How the Chrysler Pacifica Gets Made
Sep 20, 2017
The year was 1984.
Apple’s first Macintosh computer went on sale in January and Marvin Gaye was shot by his dad in the spring. By the time summer came, the Soviets had decided to boycott the Olympics, and by December, Footloose was still a thing. Meanwhile, in Windsor, the Chrysler Corporation had learned how to legitimately manufacture money.
Introduced in late 1983 before going on sale early in ’84, Chrysler’s ascendant minivan would ultimately assassinate the station wagon in North America, supplanting it as the family hauler of choice and ultimately saving the Corporation from certain financial doom.
Initially developed as a derivative of the K-Car, the minivan permanently altered the North American passenger car game, offering suburban families the choice of five or seven seats, removable seating, cargo capacity, fuel efficiency and car-like behavior. Dodge, Plymouth, and Chrysler-branded versions of would rule supreme in suburbia for almost three decades, selling because it was such a symbol of banal conformity and just so totally practical.
More than 14 million vans would find new homes across five generations of product, but growing stigma and something called the Crossover Utility Vehicle had started threatening the cash cow. If FCA wanted to rekindle the fire it started, both the product and the production process would need a revamp.
Rumors started bubbling in 2013 that Chrysler was planning to introduce a replacement for the Town & Country in three or four years time, but it was believed the new evolution could morph into something like the old Chrysler Pacifica, an SUV based on minivan bones.
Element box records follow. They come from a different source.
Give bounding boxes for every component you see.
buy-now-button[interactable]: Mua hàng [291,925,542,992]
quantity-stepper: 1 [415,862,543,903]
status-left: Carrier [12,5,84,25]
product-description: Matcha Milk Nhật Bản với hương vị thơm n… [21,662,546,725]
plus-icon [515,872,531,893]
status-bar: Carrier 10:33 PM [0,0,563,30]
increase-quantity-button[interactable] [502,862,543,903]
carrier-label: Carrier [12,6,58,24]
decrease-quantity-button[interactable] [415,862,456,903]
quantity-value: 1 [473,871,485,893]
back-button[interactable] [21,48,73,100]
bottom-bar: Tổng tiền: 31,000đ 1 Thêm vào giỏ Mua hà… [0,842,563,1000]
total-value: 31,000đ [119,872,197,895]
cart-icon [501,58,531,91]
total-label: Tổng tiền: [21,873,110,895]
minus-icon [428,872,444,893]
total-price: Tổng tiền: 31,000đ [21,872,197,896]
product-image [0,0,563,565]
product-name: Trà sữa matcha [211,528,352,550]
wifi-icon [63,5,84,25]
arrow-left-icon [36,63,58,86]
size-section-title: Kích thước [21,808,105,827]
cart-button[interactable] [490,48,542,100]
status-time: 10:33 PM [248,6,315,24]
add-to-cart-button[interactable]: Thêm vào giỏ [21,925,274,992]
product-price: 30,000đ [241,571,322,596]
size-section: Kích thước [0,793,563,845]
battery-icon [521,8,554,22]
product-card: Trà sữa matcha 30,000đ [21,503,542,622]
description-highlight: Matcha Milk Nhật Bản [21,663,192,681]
Whatever it would be, the company was serious about making it successful, with Sergio Marchionne promising more than $2-billion in investments dedicated to the development and production of a new vehicle in Windsor.
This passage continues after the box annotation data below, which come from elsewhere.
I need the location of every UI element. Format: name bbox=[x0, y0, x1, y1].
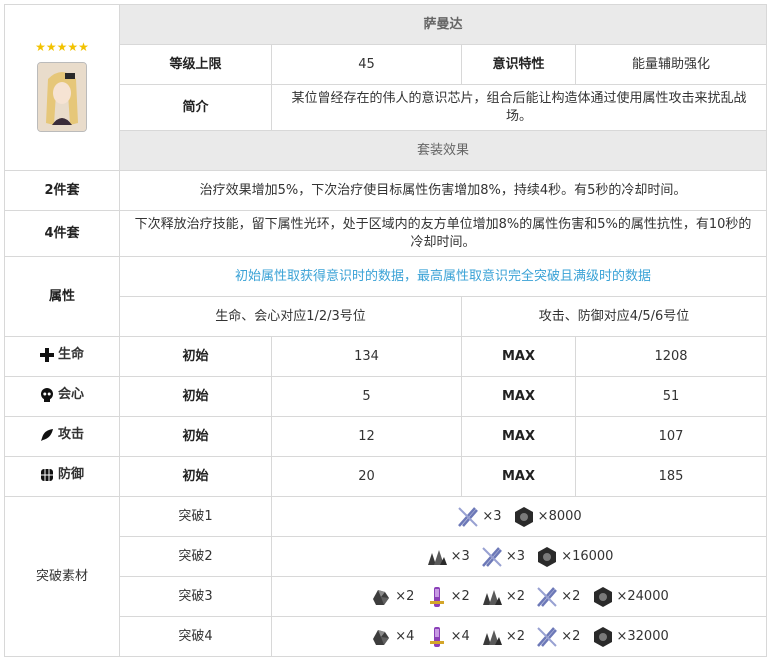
attribute-row: 生命 初始 134 MAX 1208 bbox=[4, 336, 768, 377]
init-label: 初始 bbox=[119, 376, 272, 417]
slots-right-note: 攻击、防御对应4/5/6号位 bbox=[460, 296, 768, 337]
vial-icon bbox=[429, 586, 444, 607]
breakthrough-stage: 突破1 bbox=[119, 496, 272, 537]
max-label: MAX bbox=[461, 456, 576, 497]
material-qty: ×4 bbox=[450, 628, 470, 644]
slots-left-note: 生命、会心对应1/2/3号位 bbox=[119, 296, 462, 337]
trait-label: 意识特性 bbox=[461, 44, 576, 85]
intro-text: 某位曾经存在的伟人的意识芯片，组合后能让构造体通过使用属性攻击来扰乱战场。 bbox=[270, 84, 768, 131]
breakthrough-label: 突破素材 bbox=[4, 496, 120, 657]
four-piece-text: 下次释放治疗技能，留下属性光环，处于区域内的友方单位增加8%的属性伤害和5%的属… bbox=[118, 210, 768, 257]
material-qty: ×2 bbox=[561, 588, 581, 604]
attribute-name: 攻击 bbox=[57, 426, 84, 442]
attribute-row: 防御 初始 20 MAX 185 bbox=[4, 456, 768, 497]
character-portrait bbox=[37, 61, 87, 132]
breakthrough-row: 突破素材 突破1 ×3 ×8000 bbox=[4, 496, 768, 657]
tweezers-icon bbox=[537, 586, 558, 607]
attribute-name: 生命 bbox=[57, 346, 84, 362]
breakthrough-stage: 突破2 bbox=[119, 536, 272, 577]
breakthrough-row: 突破2 ×3 ×3 ×16000 bbox=[5, 536, 768, 577]
material-qty: ×4 bbox=[395, 628, 415, 644]
init-label: 初始 bbox=[119, 456, 272, 497]
hex-nut-icon bbox=[593, 626, 612, 647]
max-value: 1208 bbox=[574, 336, 768, 377]
portrait-cell: ★★★★★ bbox=[4, 4, 120, 171]
ore-icon bbox=[373, 589, 390, 605]
material-qty: ×2 bbox=[395, 588, 415, 604]
feather-icon bbox=[40, 428, 53, 441]
breakthrough-row: 突破4 ×4 ×4 ×2 ×2 ×32000 bbox=[5, 616, 768, 657]
rubble-icon bbox=[482, 589, 502, 605]
hex-nut-icon bbox=[593, 586, 612, 607]
material-qty: ×16000 bbox=[561, 548, 614, 564]
init-value: 5 bbox=[271, 376, 462, 417]
tweezers-icon bbox=[481, 546, 502, 567]
init-value: 12 bbox=[271, 416, 462, 457]
material-qty: ×32000 bbox=[616, 628, 669, 644]
skull-icon bbox=[40, 387, 53, 402]
material-qty: ×2 bbox=[505, 628, 526, 644]
plus-icon bbox=[39, 347, 54, 362]
tweezers-icon bbox=[537, 626, 558, 647]
attribute-name: 会心 bbox=[57, 386, 84, 402]
material-qty: ×2 bbox=[561, 628, 581, 644]
material-qty: ×24000 bbox=[616, 588, 669, 604]
init-value: 20 bbox=[271, 456, 462, 497]
max-value: 107 bbox=[574, 416, 768, 457]
hex-nut-icon bbox=[514, 506, 533, 527]
attribute-row: 攻击 初始 12 MAX 107 bbox=[4, 416, 768, 457]
memory-info-table: ★★★★★ 萨曼达 等级上限 45 意识特性 能量辅助强化 简介 某位曾经存在的… bbox=[4, 4, 768, 657]
attribute-row: 会心 初始 5 MAX 51 bbox=[4, 376, 768, 417]
rubble-icon bbox=[482, 629, 502, 645]
set-effect-header: 套装效果 bbox=[118, 130, 768, 171]
max-value: 185 bbox=[574, 456, 768, 497]
two-piece-text: 治疗效果增加5%，下次治疗使目标属性伤害增加8%，持续4秒。有5秒的冷却时间。 bbox=[118, 170, 768, 211]
max-label: MAX bbox=[461, 376, 576, 417]
level-cap-value: 45 bbox=[271, 44, 462, 85]
trait-value: 能量辅助强化 bbox=[574, 44, 768, 85]
material-qty: ×2 bbox=[505, 588, 526, 604]
material-qty: ×3 bbox=[505, 548, 526, 564]
material-qty: ×3 bbox=[450, 548, 470, 564]
armor-icon bbox=[40, 468, 53, 481]
max-label: MAX bbox=[461, 336, 576, 377]
tweezers-icon bbox=[458, 506, 479, 527]
rubble-icon bbox=[427, 549, 447, 565]
attribute-name: 防御 bbox=[57, 466, 84, 482]
level-cap-label: 等级上限 bbox=[119, 44, 272, 85]
material-qty: ×3 bbox=[482, 508, 502, 524]
ore-icon bbox=[373, 629, 390, 645]
two-piece-label: 2件套 bbox=[4, 170, 120, 211]
character-name: 萨曼达 bbox=[118, 4, 768, 45]
attributes-label: 属性 bbox=[4, 256, 120, 337]
material-qty: ×8000 bbox=[537, 508, 582, 524]
breakthrough-stage: 突破4 bbox=[119, 616, 272, 657]
breakthrough-materials: ×4 ×4 ×2 ×2 ×32000 bbox=[270, 616, 768, 657]
init-label: 初始 bbox=[119, 416, 272, 457]
material-qty: ×2 bbox=[450, 588, 470, 604]
breakthrough-row: 突破3 ×2 ×2 ×2 ×2 ×24000 bbox=[5, 576, 768, 617]
attributes-note: 初始属性取获得意识时的数据，最高属性取意识完全突破且满级时的数据 bbox=[118, 256, 768, 297]
breakthrough-materials: ×2 ×2 ×2 ×2 ×24000 bbox=[270, 576, 768, 617]
init-value: 134 bbox=[271, 336, 462, 377]
breakthrough-stage: 突破3 bbox=[119, 576, 272, 617]
four-piece-label: 4件套 bbox=[4, 210, 120, 257]
max-value: 51 bbox=[574, 376, 768, 417]
breakthrough-materials: ×3 ×3 ×16000 bbox=[270, 536, 768, 577]
hex-nut-icon bbox=[538, 546, 557, 567]
star-rating: ★★★★★ bbox=[35, 39, 89, 54]
breakthrough-materials: ×3 ×8000 bbox=[270, 496, 768, 537]
vial-icon bbox=[429, 626, 444, 647]
init-label: 初始 bbox=[119, 336, 272, 377]
intro-label: 简介 bbox=[119, 84, 272, 131]
max-label: MAX bbox=[461, 416, 576, 457]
Enter the Chrysler Pacifica. Again.
The reimagined Pacifica does its best to meld both concepts, its “all-new” platform is once again a warmed-over derivative of one of the company’s bread and butter platforms— in this case, the Compact US Wide (CUSW) platform — to once again offer comfort and efficiency, but now with a new touch of refinement.
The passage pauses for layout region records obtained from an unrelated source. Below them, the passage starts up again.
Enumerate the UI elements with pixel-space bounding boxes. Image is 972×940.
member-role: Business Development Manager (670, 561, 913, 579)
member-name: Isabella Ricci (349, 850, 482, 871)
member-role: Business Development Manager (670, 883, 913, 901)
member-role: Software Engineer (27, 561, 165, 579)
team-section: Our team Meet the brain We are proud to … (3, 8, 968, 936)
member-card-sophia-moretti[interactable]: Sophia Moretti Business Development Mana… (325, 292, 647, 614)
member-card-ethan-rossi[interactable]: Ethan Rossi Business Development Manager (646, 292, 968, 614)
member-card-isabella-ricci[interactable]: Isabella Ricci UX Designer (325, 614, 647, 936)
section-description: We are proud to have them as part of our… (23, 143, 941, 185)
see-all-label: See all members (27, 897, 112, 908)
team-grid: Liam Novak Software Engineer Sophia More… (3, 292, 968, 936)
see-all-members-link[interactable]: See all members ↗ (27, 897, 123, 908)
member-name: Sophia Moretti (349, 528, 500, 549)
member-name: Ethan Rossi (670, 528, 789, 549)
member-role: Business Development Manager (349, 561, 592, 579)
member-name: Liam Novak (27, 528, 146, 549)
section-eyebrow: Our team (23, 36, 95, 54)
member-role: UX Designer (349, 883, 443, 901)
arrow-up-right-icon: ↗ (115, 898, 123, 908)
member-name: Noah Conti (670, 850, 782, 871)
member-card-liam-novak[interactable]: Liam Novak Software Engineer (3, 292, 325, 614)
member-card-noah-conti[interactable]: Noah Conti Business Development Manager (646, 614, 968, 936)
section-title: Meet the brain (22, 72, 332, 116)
The new Pacifica brings a further 37 innovations to a segment Chrysler has long owned. Engineering firsts aimed at not just improving the consumer experience, but winning back the suburban schlepp from the invasive crossover that is quickly cannibalizing the industry.
Of the $2.6-billion allocated to the Pacifica program, nearly $1-billion was used to upgrade and retool Windsor Assembly. KUKA Assembly’s PULSE line system was chosen for its flexibility and durability, it uses electric friction motors which are more reliable and require less maintenance than a conventional line system. The new line also fits within a smaller footprint and offers more flexibility, which is the key to producing distinct vehicles on the same line.
In order to up production quality and eliminate waste, a new Metrology Center was added, allowing for Complete Technical Vehicle Validation (CTVV) using 3D scanning and laser imaging technology. The gleaming white department could build itself a Pacifica if necessary, but more importantly, it finds problems. Allegedly, it was the metrology team that briefly halted production of the Pacifica Hybrid earlier this summer after discovering a problem with the battery’s inverter diodes.
Combining Windsor’s new magic weapon with upgraded line equipment and streamlined processes allow the Pacifica and Grand Caravan to coexist on the same line with little commonality. The Pacifica pair shares the exact same space and station times with the Grand Caravan, each taking 26.1 hours to go from a pile of bare metal stampings into a fully functional product on its way to the dealership.
Involved in the hustle and bustle are some 6,000 employees spread out over 4 million square feet between three buildings, and linked by 40 km of conveyor chain that drags the vans through the complex from start to finish.